Une "relique barbare" sans rendement
Le parcours du métal précieux a, en réalité, subi des à-coups. "Les cours de l’or ont d’abord connu un premier trimestre positif, durant lequel ils ont quasiment égalé leur record de l’été 2020 en réaction à l’invasion de l’Ukraine", souligne Arnaud du Plessis, gérant de portefeuilles actions thématiques spécialiste de l’or et des ressources naturelles chez CPR Asset Management.
"Ils ont ensuite subi un important mouvement de consolidation jusqu’à la fin de l’été, passant de 2.070 dollars [l’once, NDLR] à 1.615 dollars environ, en lien avec le fort resserrement monétaire de la Fed qui a entraîné une remontée des taux d’intérêt réels américains. Depuis la fin septembre, le marché s’est stabilisé et a même entamé un rebond à partir de début novembre", ajoute-t-il.

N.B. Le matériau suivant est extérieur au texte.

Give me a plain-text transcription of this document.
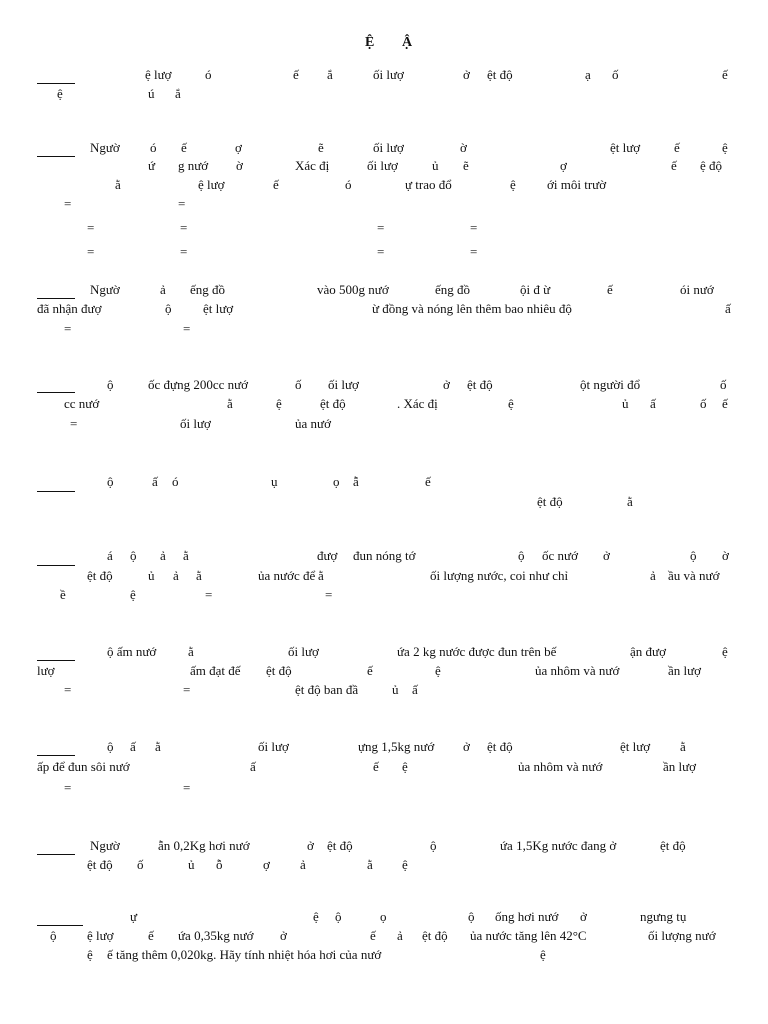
Ệ Ậ
ệ lượ	ó	ế ắ	ối lượ	ở ệt độ	ạ ố	ế
ệ	ú ắ
Ngườ ó ế	ợ	ẽ	ối lượ	ờ	ệt lượ	ế	ệ
ứ g nướ ờ	Xác đị	ối lượ	ủ ẽ	ợ	ế ệ độ
ằ	ệ lượ	ế	ó	ự trao đổ	ệ ới môi trườ
=	=
=	=	=	=
=	=	=	=
Ngườ	ả ếng đồ	vào 500g nướ	ếng đồ	ội đ ừ	ế	ói nướ
đã nhận đượ	ộ ệt lượ	ừ đồng và nóng lên thêm bao nhiêu độ	ấ
=	=
ộ	ốc đựng 200cc nướ	ố ối lượ	ở ệt độ	ột người đổ	ố
cc nướ	ằ	ệ	ệt độ	. Xác đị	ệ	ủ ấ	ố ế
=	ối lượ	ủa nướ
ộ	ấ ó	ụ	ọ ẫ	ế
ệt độ	ằ
á ộ ả ằ	đượ đun nóng tớ	ộ ốc nướ ở	ộ ờ
ệt độ	ủ ả ằ	ủa nước để ằ	ối lượng nước, coi như chỉ	ả ầu và nướ
ề	ệ	=	=
ộ ấm nướ ằ	ối lượ	ứa 2 kg nước được đun trên bế	ận đượ	ệ
lượ	ấm đạt đế ệt độ	ế	ệ	ủa nhôm và nướ	ần lượ
=	=	ệt độ ban đầ	ủ ấ
ộ ấ ằ	ối lượ	ựng 1,5kg nướ ở ệt độ	ệt lượ ằ
ấp để đun sôi nướ	ấ	ế ệ	ủa nhôm và nướ	ần lượ
=	=
Ngườ	ẫn 0,2Kg hơi nướ	ở ệt độ	ộ	ứa 1,5Kg nước đang ở	ệt độ
ệt độ ố	ủ ỗ	ợ ả	ằ ệ
ự	ệ ộ	ọ	ộ ống hơi nướ ở	ngưng tụ
ộ ệ lượ	ế ứa 0,35kg nướ ở	ế ả ệt độ ủa nước tăng lên 42°C	ối lượng nướ
ệ ế tăng thêm 0,020kg. Hãy tính nhiệt hóa hơi của nướ	ệ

"Plus que l’inflation, c’est l’évolution des taux d’intérêt réels qui a influencé le parcours de l’or cette année. Or, la hausse significative des taux réels américains qui a été observée cette année, couplée à une grande vigueur du dollar (auquel, historiquement, l’or est inversement corrélé), aurait pu peser bien davantage sur les cours. L’or a donc fait montre d’une résistance assez forte", nuance par ailleurs le gérant. Le spécialiste souligne que, libellé en euro, et non plus en dollar, l’or évolue en territoire positif d’environ 5%.
La hausse des taux d’intérêt pénalise en effet le métal précieux - que John Maynard Keynes surnommait la "relique barbare" - car l’or ne produit pas de revenu, comme des dividendes ou des coupons. L’augmentation des taux malmène ainsi l’arbitrage qui consiste à investir dans l’or plutôt que de placer la trésorerie et donc toucher les intérêts.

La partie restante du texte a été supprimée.